The junior high material is too advanced for Pamela, my autistic aphasiac teen, who functions at an upper elementary grade level. We are trying Apologia's elementary science books. Pamela chose astronomy, one of four texts. She has just completed Lesson 1, and the book has engaged her imagination.

We have thoroughly explored the bonus material for readers of the book: Pamela made a montage of her favorite photos from the Hubble Telescope, a model of planet sizes using balloons (pictured below), and a model of distances in the solar system using 392 paper clips and ten marshmallows (pictured left). She printed photos depicting the relative size of the planets and more detailed biographies of Copernicus and Galileo. She loved the online solar system animations, which stimulated her vestibular system and ignited a gigglefest. She writes her narratons on notebook pages from a PDF file: Pamela illustrates and writes a narration of every reading. Her course notebook is already quite thick after only one lesson.

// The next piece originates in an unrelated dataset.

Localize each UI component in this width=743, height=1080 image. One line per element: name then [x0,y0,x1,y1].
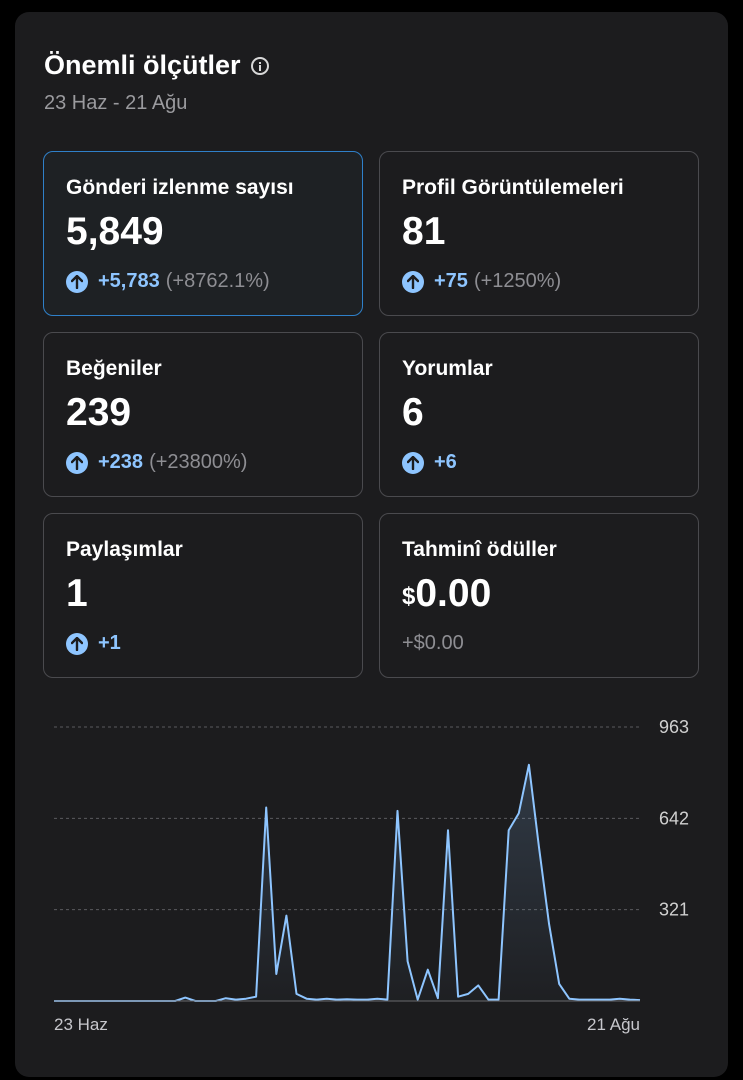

Solar System--CircumferencesWe are Excel fanatics, and my husband and I both agree that no education is complete without a solid grounding in Excel. I made spreadsheets to estimate the distances between planets based upon the paper clip model and the planet sizes based upon the balloon model. When she entered the numbers, Pamela was fascinated to see the formulas calculated for her. I designed another spreadsheet in which Pamela can organize words roots. She looked up the root, language, meaning, and examples of words with the roots in a dictionary (i.e., astro-, Greek, star, astronomy, astronaut).